Posição retrograda? História da carochinha?
Saudosismo? O que ontem foi possível mesmo já depois dos pioneiros já não é
agora, as imagens e sons e parafernália acessória escorrem como tinta lançada à
sorte pelas telas dos nossos portáteis que tendem a substituir as salas
incomportavelmente grandes, e assim a palavra resistência é a mais válida. É
difícil encontrar o olhar de criança, antes da grande violação, da usura e de
alguns incestos, mas nunca se deve desistir e essa será a moral para viver e
morrer de pé, mesmo que se leve com um rótulo que hoje deve ser tomado em
conta, o de reacionário que até mesmo colam a um James Gray, esse tão empenhado,
actual e apaixonado artesão.

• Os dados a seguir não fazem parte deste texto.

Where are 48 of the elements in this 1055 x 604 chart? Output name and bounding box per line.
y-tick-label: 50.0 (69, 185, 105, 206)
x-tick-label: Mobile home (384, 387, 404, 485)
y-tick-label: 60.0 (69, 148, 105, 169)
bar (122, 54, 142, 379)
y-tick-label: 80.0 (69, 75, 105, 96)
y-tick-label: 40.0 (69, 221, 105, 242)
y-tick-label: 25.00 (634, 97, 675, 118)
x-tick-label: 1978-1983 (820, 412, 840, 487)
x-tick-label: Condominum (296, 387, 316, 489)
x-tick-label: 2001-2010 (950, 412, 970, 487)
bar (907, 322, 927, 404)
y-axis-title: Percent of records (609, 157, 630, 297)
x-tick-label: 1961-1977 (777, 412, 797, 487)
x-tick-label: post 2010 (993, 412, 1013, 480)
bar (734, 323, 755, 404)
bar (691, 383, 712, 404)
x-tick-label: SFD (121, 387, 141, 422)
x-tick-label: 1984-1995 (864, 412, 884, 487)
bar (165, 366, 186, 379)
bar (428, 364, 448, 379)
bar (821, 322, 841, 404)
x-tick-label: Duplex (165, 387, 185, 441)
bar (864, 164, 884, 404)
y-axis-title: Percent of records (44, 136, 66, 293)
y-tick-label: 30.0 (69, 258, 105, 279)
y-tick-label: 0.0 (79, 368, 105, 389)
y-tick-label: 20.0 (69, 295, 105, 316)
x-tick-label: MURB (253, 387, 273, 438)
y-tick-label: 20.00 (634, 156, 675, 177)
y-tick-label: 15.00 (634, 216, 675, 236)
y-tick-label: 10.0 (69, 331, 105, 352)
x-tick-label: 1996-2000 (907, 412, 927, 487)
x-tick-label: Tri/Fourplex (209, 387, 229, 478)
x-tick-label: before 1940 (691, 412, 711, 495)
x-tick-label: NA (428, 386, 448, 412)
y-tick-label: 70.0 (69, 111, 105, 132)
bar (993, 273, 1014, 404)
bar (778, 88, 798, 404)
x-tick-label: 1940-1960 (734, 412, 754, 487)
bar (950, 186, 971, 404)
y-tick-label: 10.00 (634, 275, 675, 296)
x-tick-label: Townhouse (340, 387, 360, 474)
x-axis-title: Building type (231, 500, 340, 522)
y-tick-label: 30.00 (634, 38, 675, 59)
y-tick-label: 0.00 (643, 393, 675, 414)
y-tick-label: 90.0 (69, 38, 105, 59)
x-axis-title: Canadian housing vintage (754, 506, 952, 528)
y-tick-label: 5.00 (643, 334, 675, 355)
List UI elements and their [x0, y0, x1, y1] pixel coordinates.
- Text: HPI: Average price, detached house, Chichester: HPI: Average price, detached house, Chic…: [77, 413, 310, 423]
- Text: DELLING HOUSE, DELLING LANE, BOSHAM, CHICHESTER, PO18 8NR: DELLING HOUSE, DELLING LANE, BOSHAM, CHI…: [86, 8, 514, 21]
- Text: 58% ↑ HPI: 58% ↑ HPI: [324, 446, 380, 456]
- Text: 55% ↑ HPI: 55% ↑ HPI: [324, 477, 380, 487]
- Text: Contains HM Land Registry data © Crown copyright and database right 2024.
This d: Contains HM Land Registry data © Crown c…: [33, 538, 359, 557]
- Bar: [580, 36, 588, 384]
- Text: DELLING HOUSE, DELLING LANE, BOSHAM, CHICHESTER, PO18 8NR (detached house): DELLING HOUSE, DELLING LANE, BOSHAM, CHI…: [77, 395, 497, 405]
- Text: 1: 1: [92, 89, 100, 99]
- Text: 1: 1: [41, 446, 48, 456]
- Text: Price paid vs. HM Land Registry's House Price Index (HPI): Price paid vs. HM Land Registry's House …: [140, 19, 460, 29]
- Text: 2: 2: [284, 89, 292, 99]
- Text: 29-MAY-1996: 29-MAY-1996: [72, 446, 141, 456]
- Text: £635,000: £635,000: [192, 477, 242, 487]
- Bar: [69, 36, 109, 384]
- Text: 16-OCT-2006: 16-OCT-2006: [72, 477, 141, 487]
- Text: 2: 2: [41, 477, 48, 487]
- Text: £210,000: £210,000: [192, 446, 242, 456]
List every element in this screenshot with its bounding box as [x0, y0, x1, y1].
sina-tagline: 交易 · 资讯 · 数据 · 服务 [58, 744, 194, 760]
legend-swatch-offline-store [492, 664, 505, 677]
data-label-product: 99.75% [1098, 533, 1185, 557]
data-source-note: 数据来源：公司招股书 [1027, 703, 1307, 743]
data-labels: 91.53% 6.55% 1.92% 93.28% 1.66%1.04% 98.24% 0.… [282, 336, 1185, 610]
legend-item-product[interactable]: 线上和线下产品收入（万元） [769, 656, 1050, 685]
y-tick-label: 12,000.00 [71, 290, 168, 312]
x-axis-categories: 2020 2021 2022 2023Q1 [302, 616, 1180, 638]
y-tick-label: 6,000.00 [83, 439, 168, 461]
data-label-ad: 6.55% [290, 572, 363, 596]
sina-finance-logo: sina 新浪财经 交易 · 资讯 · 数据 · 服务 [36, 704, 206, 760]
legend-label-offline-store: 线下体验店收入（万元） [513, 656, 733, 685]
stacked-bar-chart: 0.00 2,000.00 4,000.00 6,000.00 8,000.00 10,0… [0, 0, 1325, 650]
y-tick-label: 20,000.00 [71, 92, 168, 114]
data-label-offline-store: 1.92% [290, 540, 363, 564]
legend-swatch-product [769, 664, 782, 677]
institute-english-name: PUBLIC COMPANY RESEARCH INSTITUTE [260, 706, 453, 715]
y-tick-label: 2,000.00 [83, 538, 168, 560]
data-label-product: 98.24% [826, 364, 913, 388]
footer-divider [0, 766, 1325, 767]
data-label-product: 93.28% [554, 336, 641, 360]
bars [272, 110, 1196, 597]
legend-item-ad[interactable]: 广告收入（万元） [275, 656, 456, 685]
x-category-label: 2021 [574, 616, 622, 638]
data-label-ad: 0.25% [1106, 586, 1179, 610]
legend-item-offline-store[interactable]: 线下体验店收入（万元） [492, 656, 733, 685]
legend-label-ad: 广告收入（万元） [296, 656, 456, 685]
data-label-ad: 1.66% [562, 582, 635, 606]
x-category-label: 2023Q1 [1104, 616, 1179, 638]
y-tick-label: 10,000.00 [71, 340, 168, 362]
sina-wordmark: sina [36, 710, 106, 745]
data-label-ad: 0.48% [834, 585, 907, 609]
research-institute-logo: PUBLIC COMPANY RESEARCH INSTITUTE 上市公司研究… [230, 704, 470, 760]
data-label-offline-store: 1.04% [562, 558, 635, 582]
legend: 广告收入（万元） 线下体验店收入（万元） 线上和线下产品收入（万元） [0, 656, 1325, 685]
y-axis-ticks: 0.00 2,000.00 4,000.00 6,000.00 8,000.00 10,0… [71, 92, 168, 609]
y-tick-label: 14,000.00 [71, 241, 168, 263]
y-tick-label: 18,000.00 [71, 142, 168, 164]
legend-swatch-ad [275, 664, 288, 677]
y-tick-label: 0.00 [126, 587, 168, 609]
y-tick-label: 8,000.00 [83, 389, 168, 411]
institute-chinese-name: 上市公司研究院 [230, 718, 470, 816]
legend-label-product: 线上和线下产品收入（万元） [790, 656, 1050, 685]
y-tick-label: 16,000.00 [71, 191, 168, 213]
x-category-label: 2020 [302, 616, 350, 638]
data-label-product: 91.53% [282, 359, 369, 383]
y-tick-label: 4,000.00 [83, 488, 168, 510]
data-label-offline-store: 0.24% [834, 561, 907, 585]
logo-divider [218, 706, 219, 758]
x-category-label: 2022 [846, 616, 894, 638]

Penso nos grandes pioneiros do digital, e já agora
que não se leia isto romanticamente ou ironicamente, como Pedro Costa ou o caso
do “Wolframe” arrancado a ferro e fogo por Rodolfo Pimenta e Joana Torgal das funduras
da terra e mais ainda do cinema, esses que com o chamado vídeo caseiro
procuraram, fungaram pelos escombros, ousaram, arriscaram, acreditaram nessa
impossibilidade pelo trabalho e pelo reaprender a olhar, para descobrirem como
se deve ver agora o Homem, de onde, sobre que fundo, horizontes perdidos;
quanto tempo deve demorar a irromper e a passar no plano alguma coisa, quem
deve encontrar, quando deve falar e o que dizer, novos ritmos, novos cortes,
novos raccords, até silêncios nunca escutados. O mundo, a sociedade, a
arquitectura, os valores, mitos, desilusões, é tudo de outra ordem. Não se trata
então de fazer à Griffith ou à Chaplin, de plasmar, guinada utópica, nem de um
alquimismo cego, mas de lavar o olhar, de se reposicionar, fechar os olhos às
modas que são a reverberação da publicidade e do engano que nos quer fazer crer
que tudo está bem e se deve continuar na onda, mas antes ser-se fiel e lutar, pregar
no deserto, como o filme que me trouxe a estas linhas não cessa de nos dizer, para
que as coisas fundadoras, plenas, invioláveis se metam no trilho e no sentido
certo. A natureza a seguir o seu devido curso. O grito da flor no deserto ou o trajecto
da estrela cadente. E a infância, os órfãos que mesmo eternamente enlutados não
têm e têm temor de se atirarem a esse buraco onde se encontra o maior dos
segredos. E as sombras adensam-se. “Eu fi-los ver, não fiz? Eu mudei tudo”, a
ler com toda a literalidade, branco é galinha o poe.